We did spend time together — holiday occasions, week-ends here and there, a short trip to Chicago.  I lived with her and Kirk the summer between high school and college so that I could work at a nearby hotel, spent time with them at his cottage in Kentucky, and visited them in Florida on a couple of short trips.  But we had little in common, and no daughter-mother to mediate our relationship or some of the wide differences in our viewpoints and experiences.

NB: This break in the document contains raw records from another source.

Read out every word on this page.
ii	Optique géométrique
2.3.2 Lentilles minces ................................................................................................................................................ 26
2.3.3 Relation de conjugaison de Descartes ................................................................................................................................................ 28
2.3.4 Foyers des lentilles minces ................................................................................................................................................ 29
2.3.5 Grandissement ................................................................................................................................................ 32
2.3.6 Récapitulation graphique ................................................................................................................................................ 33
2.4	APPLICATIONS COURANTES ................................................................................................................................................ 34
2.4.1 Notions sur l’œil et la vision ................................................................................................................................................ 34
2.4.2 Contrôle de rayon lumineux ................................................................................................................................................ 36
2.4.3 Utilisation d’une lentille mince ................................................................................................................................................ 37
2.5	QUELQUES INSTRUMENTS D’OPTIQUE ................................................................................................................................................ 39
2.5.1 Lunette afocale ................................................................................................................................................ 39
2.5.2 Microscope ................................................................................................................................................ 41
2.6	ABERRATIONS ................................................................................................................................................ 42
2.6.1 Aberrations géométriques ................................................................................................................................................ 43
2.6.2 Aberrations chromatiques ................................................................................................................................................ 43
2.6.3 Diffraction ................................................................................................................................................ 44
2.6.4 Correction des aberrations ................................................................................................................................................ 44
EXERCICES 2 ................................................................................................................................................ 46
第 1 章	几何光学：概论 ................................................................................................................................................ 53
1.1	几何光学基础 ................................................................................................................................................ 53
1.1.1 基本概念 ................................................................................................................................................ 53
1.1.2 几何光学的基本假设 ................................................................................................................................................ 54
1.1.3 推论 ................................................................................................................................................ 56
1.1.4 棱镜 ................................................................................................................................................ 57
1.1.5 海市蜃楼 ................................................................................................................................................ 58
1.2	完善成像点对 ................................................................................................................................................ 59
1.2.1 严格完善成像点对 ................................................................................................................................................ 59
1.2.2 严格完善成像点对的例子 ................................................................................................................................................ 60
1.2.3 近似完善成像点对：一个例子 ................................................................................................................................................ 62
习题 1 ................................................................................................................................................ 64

In retrospect, especially given what I have learned the past ten years, I regret having made so little effort to uncover who Dodo really was.  I was in Florida shortly before she died, but her husband refused to tell her the truth about her illness and, being a young early-twenty-something, I had no idea how to navigate the strange adult world of bizarre secrets and words unspoken.   While Dodo was a woman of great importance in my life, she was so mostly as an example of how circumscribed a life can be.   She must have missed her daughter terribly, every day, and I’m afraid that I was a poor substitute.